As we all go through our personal journey from summer to autumn to winter and back to spring through the natural movement of time, its useful to see how Nature expresses herself in terms of her seasons, rhythms and colours and how these reflect our own emotional lives. Wind is the element of change and Autumn is the season of maturation, harvest and surrender; the florid bounty of summer decrecendoes and with a deep sigh everything must return to the Earth and settle down in preparation for the long dark winter months ahead. Autumn is traditionally associated with letting go – as the driving and swirling equinoctial gales strip the trees and hedgerows bare, this is a good time for us to discard the debris from our psycho-emotional lives, the clutter from our homes and the relentless grip of ego – trying to force the world with our will.
How can we do this? Geshe Sonam Rinchen once said “if you can’t help someone, then don’t harm them,” which sounded like a good starting point. What he really meant was if you don’t work with yourself and your own situation properly, you might hurt yourself and the people around you, which is the mark of cowardice and impatience. Working from this premise, when we sit on the ground to examine our state of being we may discover that our minds are constantly moving or our emotions feel uncomfortable or compressed. So we try to let go of this uncomfortable or restless energy. This sounds so easy – just ‘let go.’ But nobody tells us actually how to do it. Here letting go means allowing ourselves to fully experience our existence as human beings. Most of the time we are too busy chasing our lives and ignoring what we feel to notice what’s happening at an unconscious, heart or cellular level. By allowing a space to open we begin to realize that we do not need to ‘keep calm and carry on’ and suppress our energy. Nor do we need to act out our aggression, both are different forms of trying to escape what we feel. There is another way: if we can identify the disturbance in terms of neurotic thinking, anxiety or unprocessed emotion then we can begin to experience this phenomenon simply as raw energy. If we are fully accepting of one emotion such as anger and allow it to be, properly experiencing the redness, hotness and tightness in our body, we can then give ourselves permission to soften and surrender. As long as we are able to create enough space, through breathing and softening, we can start to transmute our aggression into dynamic positive energy.

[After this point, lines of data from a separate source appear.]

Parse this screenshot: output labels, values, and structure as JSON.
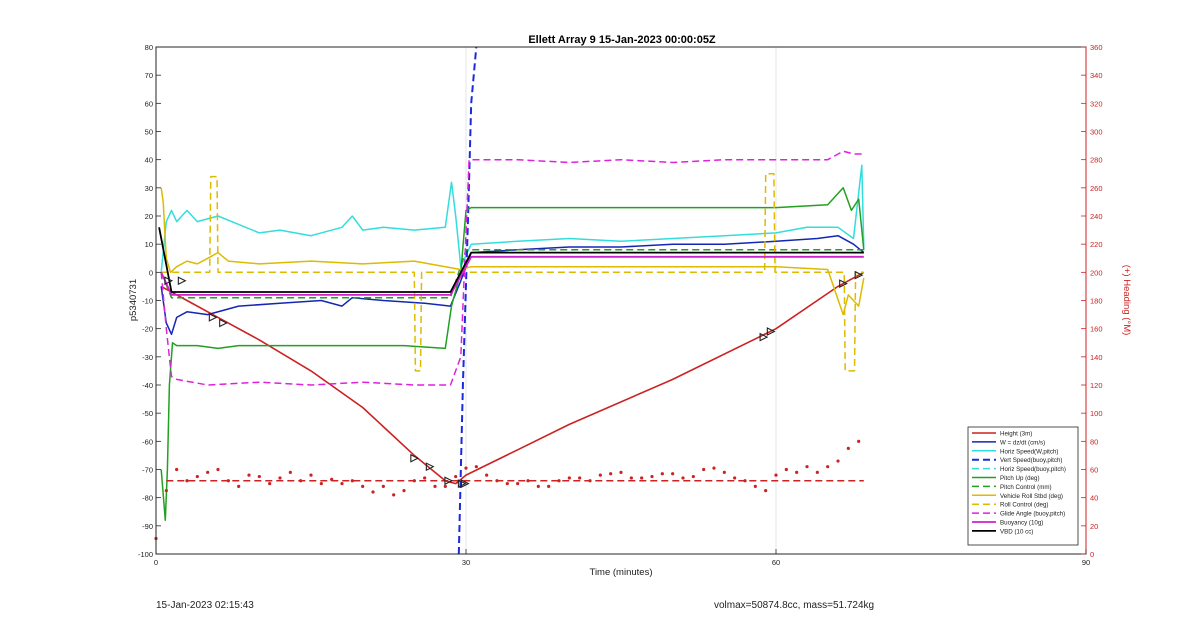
{
  "chart_data": {
    "type": "line",
    "title": "Ellett Array 9 15-Jan-2023 00:00:05Z",
    "xlabel": "Time (minutes)",
    "ylabel": "p5340731",
    "y2label": "(+) Heading (°M)",
    "xlim": [
      0,
      90
    ],
    "ylim": [
      -100,
      80
    ],
    "y2lim": [
      0,
      360
    ],
    "x_ticks": [
      0,
      30,
      60,
      90
    ],
    "y_ticks": [
      -100,
      -90,
      -80,
      -70,
      -60,
      -50,
      -40,
      -30,
      -20,
      -10,
      0,
      10,
      20,
      30,
      40,
      50,
      60,
      70,
      80
    ],
    "y2_ticks": [
      0,
      20,
      40,
      60,
      80,
      100,
      120,
      140,
      160,
      180,
      200,
      220,
      240,
      260,
      280,
      300,
      320,
      340,
      360
    ],
    "grid": true,
    "legend_position": "bottom-right",
    "series": [
      {
        "name": "Height (3m)",
        "color": "#cc2222",
        "style": "solid",
        "width": 1.6,
        "x": [
          0.5,
          3,
          6,
          10,
          15,
          20,
          25,
          28,
          29,
          30,
          35,
          40,
          50,
          60,
          66,
          68.5
        ],
        "y": [
          -5,
          -10,
          -16,
          -24,
          -35,
          -48,
          -65,
          -74,
          -75,
          -72,
          -63,
          -54,
          -38,
          -20,
          -5,
          0
        ]
      },
      {
        "name": "W = dz/dt (cm/s)",
        "color": "#1426b4",
        "style": "solid",
        "width": 1.5,
        "x": [
          0.5,
          1,
          1.5,
          2,
          3,
          5,
          8,
          12,
          16,
          18,
          19,
          22,
          26,
          28.5,
          29.5,
          30.5,
          35,
          40,
          45,
          50,
          55,
          60,
          64,
          66,
          67.5,
          68.5
        ],
        "y": [
          -5,
          -18,
          -22,
          -16,
          -14,
          -15,
          -12,
          -11,
          -10,
          -12,
          -9,
          -10,
          -11,
          -12,
          -3,
          7,
          8,
          9,
          9,
          10,
          10,
          11,
          12,
          13,
          10,
          7
        ]
      },
      {
        "name": "Horiz Speed(W,pitch)",
        "color": "#33dddd",
        "style": "solid",
        "width": 1.5,
        "x": [
          0.5,
          1,
          1.5,
          2,
          3,
          4,
          6,
          8,
          10,
          12,
          15,
          18,
          19,
          20,
          22,
          25,
          28,
          28.6,
          29,
          29.5,
          30.5,
          35,
          40,
          45,
          50,
          55,
          60,
          63,
          66,
          67.5,
          68.3,
          68.5
        ],
        "y": [
          0,
          18,
          22,
          18,
          22,
          18,
          20,
          17,
          14,
          15,
          13,
          16,
          20,
          15,
          16,
          15,
          16,
          32,
          20,
          2,
          10,
          11,
          12,
          11,
          12,
          13,
          14,
          16,
          16,
          12,
          38,
          9
        ]
      },
      {
        "name": "Vert Speed(buoy,pitch)",
        "color": "#1a2adc",
        "style": "dashed",
        "width": 2,
        "x": [
          29.3,
          29.7,
          30.2,
          30.5,
          31.0
        ],
        "y": [
          -100,
          -40,
          20,
          60,
          80
        ]
      },
      {
        "name": "Horiz Speed(buoy,pitch)",
        "color": "#33dddd",
        "style": "dashed",
        "width": 1.5,
        "x": [],
        "y": []
      },
      {
        "name": "Pitch Up (deg)",
        "color": "#22a022",
        "style": "solid",
        "width": 1.5,
        "x": [
          0.5,
          0.9,
          1.1,
          1.3,
          1.6,
          2,
          4,
          6,
          8,
          12,
          16,
          20,
          24,
          28,
          28.6,
          29.5,
          30,
          30.5,
          40,
          50,
          60,
          65,
          66.5,
          67.3,
          68,
          68.5
        ],
        "y": [
          -70,
          -88,
          -70,
          -40,
          -25,
          -26,
          -26,
          -27,
          -26,
          -26,
          -26,
          -26,
          -26,
          -27,
          -12,
          0,
          22,
          23,
          23,
          23,
          23,
          24,
          30,
          22,
          26,
          8
        ]
      },
      {
        "name": "Pitch Control (mm)",
        "color": "#22a022",
        "style": "dashed",
        "width": 1.5,
        "x": [
          0.5,
          1.5,
          28.5,
          30,
          68.5
        ],
        "y": [
          0,
          -9,
          -9,
          8,
          8
        ]
      },
      {
        "name": "Vehicle Roll Stbd (deg)",
        "color": "#ddbb00",
        "style": "solid",
        "width": 1.5,
        "x": [
          0.5,
          0.7,
          1,
          1.4,
          2,
          3,
          4,
          5,
          6,
          7,
          10,
          15,
          20,
          25,
          28,
          29.5,
          30.5,
          40,
          50,
          60,
          65,
          66.5,
          67,
          68,
          68.5
        ],
        "y": [
          30,
          25,
          5,
          0,
          2,
          4,
          3,
          5,
          7,
          4,
          3,
          4,
          3,
          4,
          2,
          1,
          2,
          2,
          2,
          2,
          1,
          -15,
          -8,
          -12,
          -2
        ]
      },
      {
        "name": "Roll Control (deg)",
        "color": "#ddbb00",
        "style": "dashed",
        "width": 1.5,
        "x": [
          0.5,
          5.2,
          5.3,
          5.9,
          6.0,
          25,
          25.1,
          25.6,
          25.7,
          29,
          30,
          58.9,
          59.0,
          59.8,
          59.9,
          66.6,
          66.7,
          67.6,
          67.7,
          68.5
        ],
        "y": [
          0,
          0,
          34,
          34,
          0,
          0,
          -35,
          -35,
          0,
          0,
          0,
          0,
          35,
          35,
          0,
          0,
          -35,
          -35,
          0,
          0
        ]
      },
      {
        "name": "Glide Angle (buoy,pitch)",
        "color": "#dd22dd",
        "style": "dashed",
        "width": 1.5,
        "x": [
          0.5,
          1,
          1.5,
          2,
          5,
          10,
          15,
          20,
          25,
          28.5,
          29.5,
          30.3,
          30.6,
          35,
          40,
          45,
          50,
          55,
          60,
          65,
          66.5,
          67.5,
          68.5
        ],
        "y": [
          0,
          -20,
          -37,
          -38,
          -40,
          -39,
          -40,
          -39,
          -40,
          -40,
          -30,
          40,
          40,
          40,
          39,
          40,
          39,
          40,
          40,
          40,
          43,
          42,
          42
        ]
      },
      {
        "name": "Buoyancy (10g)",
        "color": "#cc22cc",
        "style": "solid",
        "width": 1.8,
        "x": [
          0.5,
          1.5,
          28.5,
          30.5,
          68.5
        ],
        "y": [
          0,
          -8,
          -8,
          5.5,
          5.5
        ]
      },
      {
        "name": "VBD (10 cc)",
        "color": "#000000",
        "style": "solid",
        "width": 1.8,
        "x": [
          0.3,
          1.5,
          28.5,
          30.5,
          68.5
        ],
        "y": [
          16,
          -7,
          -7,
          7,
          7
        ]
      },
      {
        "name": "",
        "color": "#cc2222",
        "style": "dotted",
        "axis": "right",
        "x": [
          0,
          1,
          2,
          3,
          4,
          5,
          6,
          7,
          8,
          9,
          10,
          11,
          12,
          13,
          14,
          15,
          16,
          17,
          18,
          19,
          20,
          21,
          22,
          23,
          24,
          25,
          26,
          27,
          28,
          29,
          30,
          31,
          32,
          33,
          34,
          35,
          36,
          37,
          38,
          39,
          40,
          41,
          42,
          43,
          44,
          45,
          46,
          47,
          48,
          49,
          50,
          51,
          52,
          53,
          54,
          55,
          56,
          57,
          58,
          59,
          60,
          61,
          62,
          63,
          64,
          65,
          66,
          67,
          68
        ],
        "y": [
          11,
          45,
          60,
          52,
          55,
          58,
          60,
          52,
          48,
          56,
          55,
          50,
          54,
          58,
          52,
          56,
          50,
          53,
          50,
          52,
          48,
          44,
          48,
          42,
          45,
          52,
          54,
          48,
          48,
          55,
          61,
          62,
          56,
          52,
          50,
          50,
          52,
          48,
          48,
          52,
          54,
          54,
          52,
          56,
          57,
          58,
          54,
          54,
          55,
          57,
          57,
          54,
          55,
          60,
          61,
          58,
          54,
          52,
          48,
          45,
          56,
          60,
          58,
          62,
          58,
          62,
          66,
          75,
          80
        ]
      },
      {
        "name": "",
        "color": "#cc2222",
        "style": "dashed",
        "axis": "right",
        "x": [
          1,
          68.5
        ],
        "y": [
          52,
          52
        ]
      }
    ],
    "markers": {
      "color": "#222222",
      "x": [
        1.2,
        2.5,
        5.5,
        6.5,
        25,
        26.5,
        28.3,
        29.6,
        29.9,
        58.8,
        59.5,
        66.5,
        68
      ],
      "y": [
        -3,
        -3,
        -16,
        -18,
        -66,
        -69,
        -74,
        -75,
        -75,
        -23,
        -21,
        -4,
        -1
      ]
    }
  },
  "footer": {
    "left": "15-Jan-2023 02:15:43",
    "right": "volmax=50874.8cc, mass=51.724kg"
  }
}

Similarly, our thoughts are like the yellow and red leaves riding on the wind of our restless mind, rising and falling, swirling, then eventually surrendering to gravity and collapsing on the ground. Thoughts are unreliable because they are always changing – sometimes up, sometimes down – in fact we never really know what we think because there’s too much thinking! If we don’t go up and down with our thoughts and life situations but stay where we are – sitting on the ground – then eventually we may decide give up the chase and let go of the grasping quality of ‘thinking’ and accept the true nature of the mind or the ground of primordial awareness which is always there – continually unchanging, spacious and open.
Here’s the good news – letting go is a process. Discovering what we really feel beneath the stubborn defences of ego takes considerable time. If we take this time and are courageous enough to encounter our emotions, working with them in a positive sense, then the process of transforming them into wisdom takes place automatically. Allowing our mind to be rather than fighting against it may take a lifetime. The point here is that is we can all start where we are and discover that our present life situation contains the means to work through our obstacles and out the other side. Life challenges are the working basis through which we discover who are – that is why we have a world. If we kill everybody in the whole world we have nothing left to work with. Once we take our own health and wellbeing seriously and start to clean up our act, the process of healing our world happens quite spontaneously because we are no longer involved with self-condemnation, self-destruction or self-serving desire. We don’t need to wait for economists, politicians, scientists or even doctors to come up with a cure for our world when we can take responsibility for our own healing and the necessary nurturing of this beautiful and fragile Earth, right here and right now.